Asked initially about having any disappointment in not targeting Watkins, Taylor responded, "You definitely want to get your playmakers the ball and Sammy is one of our playmakers. So whatever I could do to try and get him the ball definitely benefits us as a team."
Watkins called the coverage Monday night from cornerback Malcolm Butler and the rest of the Patriots' secondary "pretty good" but still felt like he was open.
"Most definitely," he said. "Anybody that watches film, I get open. There's so many different things, ways that other guys are open. There's plays that [Taylor] might be getting sacked. So you can't look at one particular play. 70 other plays are out there. [Ten] other guys are on the field. So it could be something that goes wrong that I don't know. I'm just out there running routes, trying to get open. So my job is to get open, that's it."
Watkins, who told The Buffalo News last month that he wanted 10 targets a game and grumbled to the Bills about not getting enough looks, believes more production from him would have helped the Bills' cause in their 20-13 loss to the Patriots.
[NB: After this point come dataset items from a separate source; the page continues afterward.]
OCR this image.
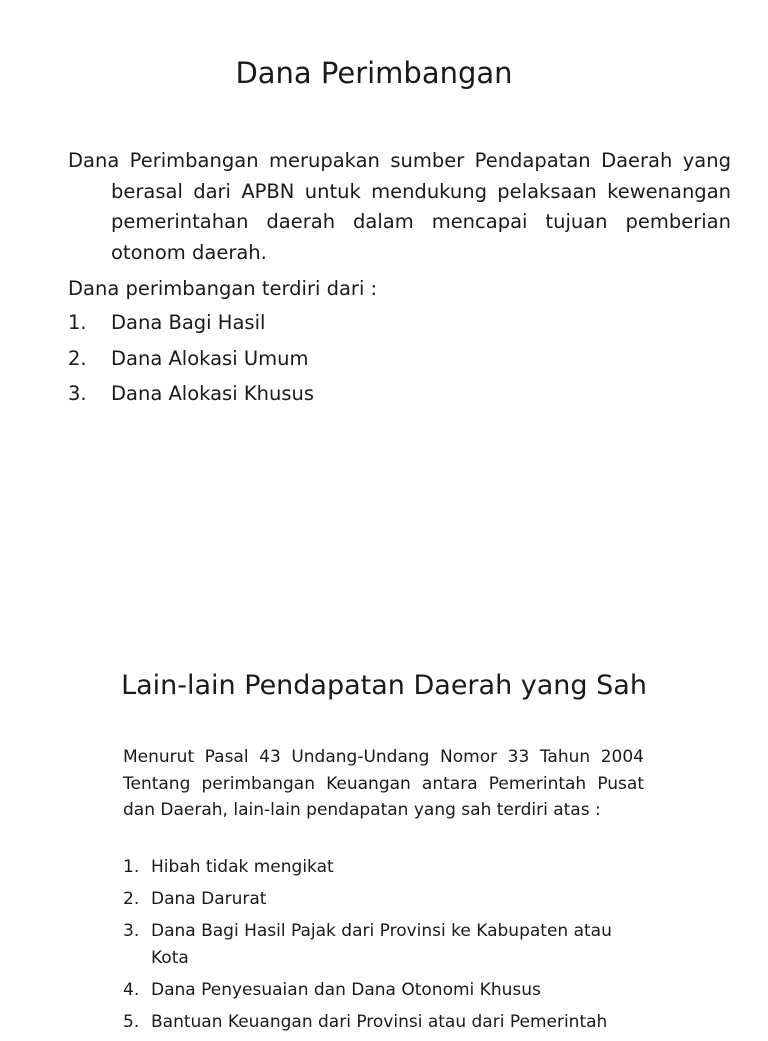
Dana Perimbangan

Dana Perimbangan merupakan sumber Pendapatan Daerah yang berasal dari APBN untuk mendukung pelaksaan kewenangan pemerintahan daerah dalam mencapai tujuan pemberian otonom daerah.

Dana perimbangan terdiri dari :

1.	Dana Bagi Hasil
2.	Dana Alokasi Umum
3.	Dana Alokasi Khusus
Lain-lain Pendapatan Daerah yang Sah

Menurut Pasal 43 Undang-Undang Nomor 33 Tahun 2004 Tentang perimbangan Keuangan antara Pemerintah Pusat dan Daerah, lain-lain pendapatan yang sah terdiri atas :

1. Hibah tidak mengikat
2. Dana Darurat
3. Dana Bagi Hasil Pajak dari Provinsi ke Kabupaten atau Kota
4. Dana Penyesuaian dan Dana Otonomi Khusus
5. Bantuan Keuangan dari Provinsi atau dari Pemerintah
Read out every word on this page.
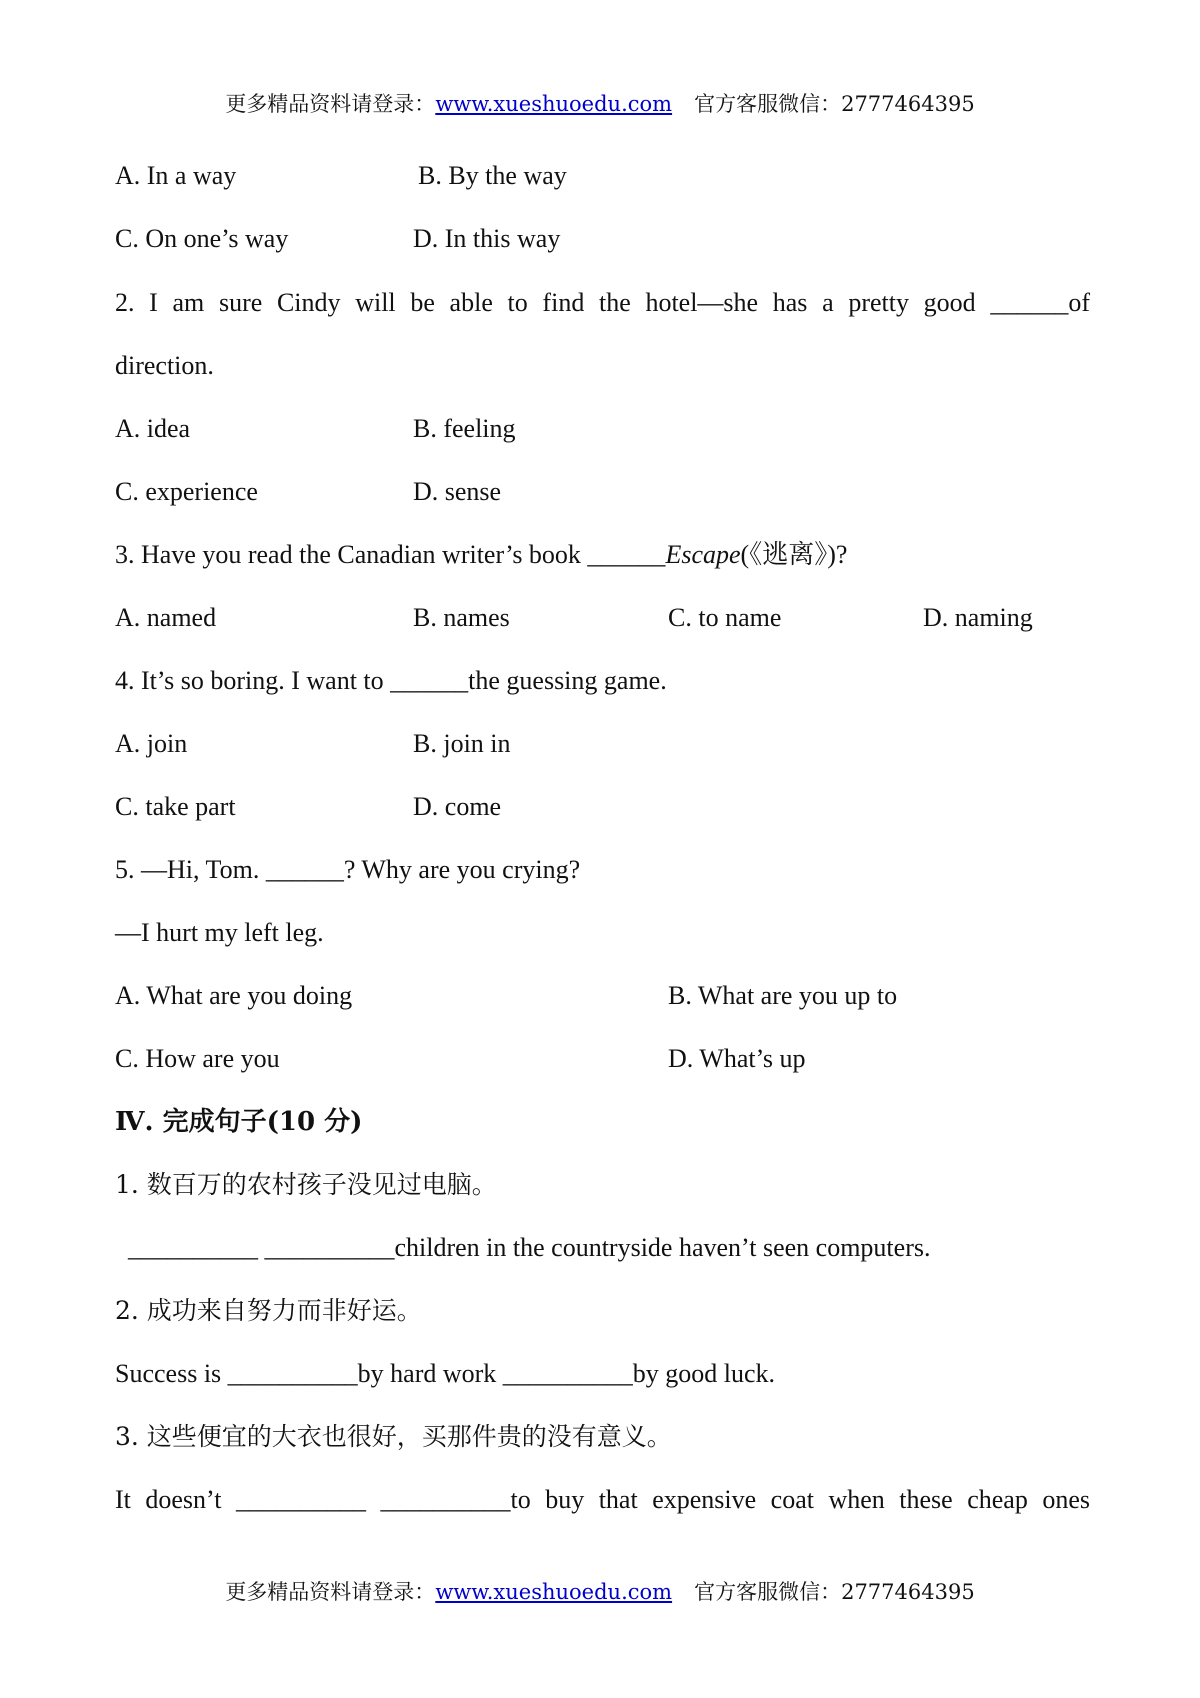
更多精品资料请登录：www.xueshuoedu.com 官方客服微信：2777464395
A. In a way	B. By the way
C. On one’s way	D. In this way
2. I am sure Cindy will be able to find the hotel—she has a pretty good ______of
direction.
A. idea	B. feeling
C. experience	D. sense
3. Have you read the Canadian writer’s book ______Escape(《逃离》)?
A. named	B. names	C. to name	D. naming
4. It’s so boring. I want to ______the guessing game.
A. join	B. join in
C. take part	D. come
5. —Hi, Tom. ______? Why are you crying?
—I hurt my left leg.
A. What are you doing	B. What are you up to
C. How are you	D. What’s up
Ⅳ. 完成句子(10 分)
1. 数百万的农村孩子没见过电脑。
__________ __________children in the countryside haven’t seen computers.
2. 成功来自努力而非好运。
Success is __________by hard work __________by good luck.
3. 这些便宜的大衣也很好，买那件贵的没有意义。
It doesn’t __________ __________to buy that expensive coat when these cheap ones
更多精品资料请登录：www.xueshuoedu.com 官方客服微信：2777464395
"Most definitely, but at the end of the day, it's not just because I'm not getting the ball," he said. "There are other players that could have made plays and had an opportunity to make plays. And we didn't make them. So I can sit here and say I need the ball 10 times but at the end of the day, would that win us the game? We don't know."
Added Watkins: "I think for the most part, it's not about me. I don't want to make it about me. It's really about winning. We didn't win. Of course everybody is frustrated and we can point fingers on, 'He didn't get the ball or this person didn't get it,' but at the end of the day, we have to clean it up and we have to get prepared for [Kansas City]."
Watkins on Wednesday referenced the relative inexperience of him, Taylor and the rest of the offense playing together -- especially in practice, because Watkins and Taylor have dealt with several injuries this season -- as one reason why the passing game isn't always clicking.
"It's chemistry," he said. "At the end of the day, it's trust. Everybody can't look at why I'm not getting the ball, or am I open. Everything happens with trust. This is our first year together. So everybody can't look at us and expect us to be on the same page as [Tom] Brady is with his guys or any other quarterback that had plenty of time -- four, three years -- with those guys. We're still young as a whole group."
Running back LeSean McCoy noted that targets aren't always an accurate indicator of Watkins' contributions, since he can also draw double coverage and open opportunities for other receivers.
"I mean, don’t get me wrong -- myself, and the teammates would love to have the ball in Sammy’s hands," he said Wednesday. "I mean, who wouldn’t? But then again, that’s not my call. I mean I would give myself 35 carries. You know, so I don’t really make that call. But obviously we would love to have Sammy catching passes."